Research Letters (in Geophysical Research Letters) are communications-length articles on major scientific advances in all major geoscience disciplines. Papers and should have broad and immediate implications in their discipline or across the geosciences.
Commentaries provide reflections or context around a recent article in an AGU or another journal, an emerging or controversial topic in a specific scientific field, a scientific topic with societal implications, or a recent meeting, session, or workshop. Although submitted to a specific journal the audience is the broad Earth and space science community. Recommended length is 1-3 published pages (up to 6 publishing units with a table or figure). For further details see Commentaries in AGU Journals: Guidelines for Authors.
Review Articles are invited or submitted papers that review and synthesize recent literature on a given topic. Recommended length is 10-15 published pages excluding references and supporting material (no more than 30 publishing units with approximately 6 figures or tables).
Comments elaborate, criticize, or correct papers previously published in AGU journals. Comments are limited to the equivalent of 2 published pages (about 5 publishing units).
Replies are written by the authors of the paper being commented on. Replies are limited to the equivalent of 2 published pages (about 5 publishing units).
Frontier Articles (in Geophysical Research Letters) are invited articles that present a review of recent cutting-edge advances in a leading scientific field at the forefront of one or several AGU disciplines, if possible including new results.
Technical Reports: Data papers describe important Earth and space science data sets and observations, including those that support innovative research and theoretical developments published elsewhere.
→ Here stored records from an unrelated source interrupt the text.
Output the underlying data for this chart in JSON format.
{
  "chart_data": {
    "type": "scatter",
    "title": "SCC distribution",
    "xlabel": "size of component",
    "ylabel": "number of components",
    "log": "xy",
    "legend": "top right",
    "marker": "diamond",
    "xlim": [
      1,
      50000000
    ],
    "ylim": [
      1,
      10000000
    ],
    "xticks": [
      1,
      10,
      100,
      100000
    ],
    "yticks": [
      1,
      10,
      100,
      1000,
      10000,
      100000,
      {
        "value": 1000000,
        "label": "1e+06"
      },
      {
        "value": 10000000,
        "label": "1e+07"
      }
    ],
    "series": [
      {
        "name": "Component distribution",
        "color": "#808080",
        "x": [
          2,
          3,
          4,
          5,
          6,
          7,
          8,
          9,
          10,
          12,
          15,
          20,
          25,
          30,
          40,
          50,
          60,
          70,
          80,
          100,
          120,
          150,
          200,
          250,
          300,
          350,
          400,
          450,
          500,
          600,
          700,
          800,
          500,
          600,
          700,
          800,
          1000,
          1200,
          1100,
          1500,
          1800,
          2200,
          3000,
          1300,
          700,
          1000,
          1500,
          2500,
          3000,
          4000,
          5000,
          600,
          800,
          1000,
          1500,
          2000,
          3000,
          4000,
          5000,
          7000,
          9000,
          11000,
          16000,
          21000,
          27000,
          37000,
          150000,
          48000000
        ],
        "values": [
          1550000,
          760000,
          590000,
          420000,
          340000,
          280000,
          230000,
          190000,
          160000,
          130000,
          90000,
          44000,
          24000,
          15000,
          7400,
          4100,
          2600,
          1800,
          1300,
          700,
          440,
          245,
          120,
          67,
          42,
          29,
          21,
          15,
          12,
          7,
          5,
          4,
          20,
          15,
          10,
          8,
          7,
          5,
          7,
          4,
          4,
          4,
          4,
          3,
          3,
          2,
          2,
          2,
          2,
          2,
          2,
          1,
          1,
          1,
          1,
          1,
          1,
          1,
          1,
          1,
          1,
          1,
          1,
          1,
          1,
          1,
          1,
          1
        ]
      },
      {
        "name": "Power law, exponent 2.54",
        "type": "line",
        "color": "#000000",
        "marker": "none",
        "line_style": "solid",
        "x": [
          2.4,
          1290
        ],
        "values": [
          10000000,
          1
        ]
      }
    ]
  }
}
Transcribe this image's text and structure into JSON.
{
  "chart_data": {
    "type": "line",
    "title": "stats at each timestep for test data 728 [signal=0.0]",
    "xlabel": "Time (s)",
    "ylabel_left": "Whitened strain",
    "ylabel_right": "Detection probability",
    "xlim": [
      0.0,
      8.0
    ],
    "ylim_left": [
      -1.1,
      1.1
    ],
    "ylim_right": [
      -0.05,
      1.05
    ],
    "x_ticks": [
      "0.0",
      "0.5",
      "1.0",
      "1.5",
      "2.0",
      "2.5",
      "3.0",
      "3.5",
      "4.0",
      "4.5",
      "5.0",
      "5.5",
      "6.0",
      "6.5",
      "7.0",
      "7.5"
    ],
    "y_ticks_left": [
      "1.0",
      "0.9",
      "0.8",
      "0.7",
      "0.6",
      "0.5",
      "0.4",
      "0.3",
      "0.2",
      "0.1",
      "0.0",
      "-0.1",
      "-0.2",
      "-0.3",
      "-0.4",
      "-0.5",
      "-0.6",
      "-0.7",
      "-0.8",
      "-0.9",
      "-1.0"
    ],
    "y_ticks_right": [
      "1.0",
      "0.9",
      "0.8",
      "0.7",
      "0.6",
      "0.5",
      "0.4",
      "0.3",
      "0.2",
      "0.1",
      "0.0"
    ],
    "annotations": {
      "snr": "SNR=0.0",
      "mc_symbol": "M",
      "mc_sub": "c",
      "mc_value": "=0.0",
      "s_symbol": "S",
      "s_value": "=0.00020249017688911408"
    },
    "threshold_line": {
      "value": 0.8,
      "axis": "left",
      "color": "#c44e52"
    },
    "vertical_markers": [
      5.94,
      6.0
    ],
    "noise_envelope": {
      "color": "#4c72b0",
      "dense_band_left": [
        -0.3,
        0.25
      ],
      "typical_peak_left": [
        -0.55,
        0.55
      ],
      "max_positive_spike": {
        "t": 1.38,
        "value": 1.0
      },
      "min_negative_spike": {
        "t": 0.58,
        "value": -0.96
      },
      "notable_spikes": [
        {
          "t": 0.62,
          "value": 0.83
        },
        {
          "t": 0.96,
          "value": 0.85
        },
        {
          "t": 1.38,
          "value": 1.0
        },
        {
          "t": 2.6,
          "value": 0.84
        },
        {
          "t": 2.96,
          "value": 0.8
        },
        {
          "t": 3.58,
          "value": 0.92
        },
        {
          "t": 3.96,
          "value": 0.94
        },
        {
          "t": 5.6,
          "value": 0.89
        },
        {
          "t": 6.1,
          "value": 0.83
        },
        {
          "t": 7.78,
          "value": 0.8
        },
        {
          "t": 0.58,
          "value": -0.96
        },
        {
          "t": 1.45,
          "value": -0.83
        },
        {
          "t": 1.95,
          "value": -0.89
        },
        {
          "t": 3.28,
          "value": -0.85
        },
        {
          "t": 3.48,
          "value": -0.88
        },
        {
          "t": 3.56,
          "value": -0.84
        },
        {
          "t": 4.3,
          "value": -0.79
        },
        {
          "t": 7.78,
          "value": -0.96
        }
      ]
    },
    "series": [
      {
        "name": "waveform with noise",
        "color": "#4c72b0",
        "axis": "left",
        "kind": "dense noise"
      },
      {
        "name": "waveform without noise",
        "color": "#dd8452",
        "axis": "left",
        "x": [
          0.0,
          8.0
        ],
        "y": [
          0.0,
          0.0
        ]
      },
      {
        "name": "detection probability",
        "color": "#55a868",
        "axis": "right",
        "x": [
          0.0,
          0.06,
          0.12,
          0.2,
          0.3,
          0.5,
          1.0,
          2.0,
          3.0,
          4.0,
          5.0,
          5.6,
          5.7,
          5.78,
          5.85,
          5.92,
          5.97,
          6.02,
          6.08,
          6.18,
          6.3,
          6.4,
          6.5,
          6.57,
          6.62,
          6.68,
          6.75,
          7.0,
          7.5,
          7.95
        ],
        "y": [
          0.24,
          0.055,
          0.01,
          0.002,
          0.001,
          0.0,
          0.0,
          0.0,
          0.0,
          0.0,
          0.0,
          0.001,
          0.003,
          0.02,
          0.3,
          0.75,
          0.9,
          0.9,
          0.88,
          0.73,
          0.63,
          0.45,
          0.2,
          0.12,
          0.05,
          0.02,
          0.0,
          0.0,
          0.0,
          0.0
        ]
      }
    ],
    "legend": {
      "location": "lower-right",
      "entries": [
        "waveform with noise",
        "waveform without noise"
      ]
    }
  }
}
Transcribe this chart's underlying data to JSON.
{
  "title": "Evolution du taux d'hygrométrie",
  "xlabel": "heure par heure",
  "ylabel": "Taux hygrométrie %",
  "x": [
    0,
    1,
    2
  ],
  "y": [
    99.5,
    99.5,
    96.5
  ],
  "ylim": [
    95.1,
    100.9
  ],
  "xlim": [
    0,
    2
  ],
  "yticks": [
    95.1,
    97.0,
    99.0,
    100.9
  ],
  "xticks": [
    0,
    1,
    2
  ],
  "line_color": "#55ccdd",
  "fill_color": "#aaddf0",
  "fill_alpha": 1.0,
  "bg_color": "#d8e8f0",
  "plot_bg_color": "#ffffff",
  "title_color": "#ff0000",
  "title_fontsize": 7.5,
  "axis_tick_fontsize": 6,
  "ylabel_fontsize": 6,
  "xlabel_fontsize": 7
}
The papers should provide an example of a relevant scientific application to demonstrate the usefulness of the data. The data set may refer to experimental studies, lab measurements, modeling output, or observations. These papers should not exceed 13 Publication units.
Technical Reports: Methods papers describe new analytical or experimental methods and other technical advances, including computer programs and instrumentation, that enable new science. These papers should not exceed 13 Publication Units and will typically include at least one illustrative example application.